2006 will be an important year for the Democrats in more ways than one.

This will all play out eventually in congressional committees and in the United States Supreme Court. If the Democrats regain control of Congress, there may even be articles of impeachment introduced. Similar abuse of power was part of the impeachment charge brought against Richard Nixon in 1974.

In the meantime, it is unlikely that Bush will echo President Kennedy in 1961. After JFK managed to tone down a New York Times story by Tad Szulc on the Bay of Pigs invasion, he confided to Times editor Turner Catledge that he wished the paper had printed the whole story because it might have spared him such a stunning defeat in Cuba.

This time, the president knew publication would cause him great embarrassment and trouble for the rest of his presidency. It was for that reason--and less out of genuine concern about national security--that George W. Bush tried so hard to kill the New York Times story.

Here is how Richard Nixon justified his approval of the Huston Plan (systematic use of wiretappings, burglaries, or so-called black bag jobs, mail openings and infiltration against antiwar groups and others), an approval that was later listed in the Articles of Impeachment as an alleged abuse of presidential power: "If the president, for example, approves something because of the national security, or in this case because of a threat to internal peace and order of significant magnitude, then the president's decision in that instance is one that enables those who carry it out, to carry it out without violating a law. Otherwise they're in an impossible position." In other words, "when the president does it that means that it is not illegal."

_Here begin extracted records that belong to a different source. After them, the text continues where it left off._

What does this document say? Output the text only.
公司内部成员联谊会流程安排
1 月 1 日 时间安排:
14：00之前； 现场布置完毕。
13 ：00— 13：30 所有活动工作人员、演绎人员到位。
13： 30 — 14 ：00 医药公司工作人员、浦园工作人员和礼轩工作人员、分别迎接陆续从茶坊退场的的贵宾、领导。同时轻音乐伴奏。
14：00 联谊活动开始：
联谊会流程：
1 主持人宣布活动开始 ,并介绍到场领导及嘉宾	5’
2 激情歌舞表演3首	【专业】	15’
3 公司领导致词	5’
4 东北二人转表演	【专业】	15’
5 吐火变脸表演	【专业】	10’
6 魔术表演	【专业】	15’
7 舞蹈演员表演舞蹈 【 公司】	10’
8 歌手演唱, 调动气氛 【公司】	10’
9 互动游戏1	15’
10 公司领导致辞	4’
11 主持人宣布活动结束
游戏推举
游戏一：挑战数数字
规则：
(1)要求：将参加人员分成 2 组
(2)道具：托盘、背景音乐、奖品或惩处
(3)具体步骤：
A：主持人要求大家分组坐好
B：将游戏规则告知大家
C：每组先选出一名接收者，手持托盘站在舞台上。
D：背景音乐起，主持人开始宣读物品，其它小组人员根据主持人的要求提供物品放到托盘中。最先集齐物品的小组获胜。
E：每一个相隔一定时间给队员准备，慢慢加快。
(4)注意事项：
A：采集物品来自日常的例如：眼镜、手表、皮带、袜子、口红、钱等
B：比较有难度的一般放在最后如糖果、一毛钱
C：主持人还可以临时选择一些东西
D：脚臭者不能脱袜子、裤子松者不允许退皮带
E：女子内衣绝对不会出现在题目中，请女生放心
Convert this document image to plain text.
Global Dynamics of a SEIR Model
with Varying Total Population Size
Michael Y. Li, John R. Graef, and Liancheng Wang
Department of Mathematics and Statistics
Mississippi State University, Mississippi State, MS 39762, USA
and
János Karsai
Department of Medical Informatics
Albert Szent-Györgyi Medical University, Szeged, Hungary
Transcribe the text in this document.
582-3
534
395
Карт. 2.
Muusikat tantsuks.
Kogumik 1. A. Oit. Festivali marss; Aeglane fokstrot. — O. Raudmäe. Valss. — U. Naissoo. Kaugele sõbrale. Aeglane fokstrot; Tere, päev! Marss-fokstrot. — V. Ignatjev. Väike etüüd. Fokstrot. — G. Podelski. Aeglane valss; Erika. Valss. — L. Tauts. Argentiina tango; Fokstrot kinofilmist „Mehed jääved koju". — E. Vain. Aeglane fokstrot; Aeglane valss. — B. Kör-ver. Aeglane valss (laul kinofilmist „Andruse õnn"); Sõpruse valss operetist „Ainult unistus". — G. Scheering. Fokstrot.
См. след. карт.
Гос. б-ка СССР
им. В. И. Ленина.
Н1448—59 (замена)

John Adams wrote in drafting the constitution of the Commonwealth of Massachusetts, "to the end it may be a government of laws and not of men," a concept that has been repeated frequently by the Supreme Court and other courts. It is considered a prerequisite for democracy and is therefore inconsistent with the concept that "when the president does something illegal, that means that it is not illegal." Those who make and enforce the law are also bound to adhere to it. There is nothing in the Constitution that makes the president sovreign and above the law.

Like Nixon, Bush is also relying on a comparison to Abraham Lincoln's actions during the Civil War. It's an easy claim to make: Nixon claimed that the Vietnam War was dividing the country ideologically instead of physically, as during the Civil War. But there is no comparison; there is no North and South and even the division between Red and Blue states couldn't justify what has taken place.

Although I would love to see Bush humiliated during an impeachment hearing, if he is forced to resign, we would be facing a presidency under Dick Cheney, who still behaves as though the Cold War hasn't ended. As I continue to read new revelations about this horrific abuse of power and subversion of the Constitution, I'm continually reminded of two sayings: "May you live in interesting times" and "Be careful what you ask for; you just might get it."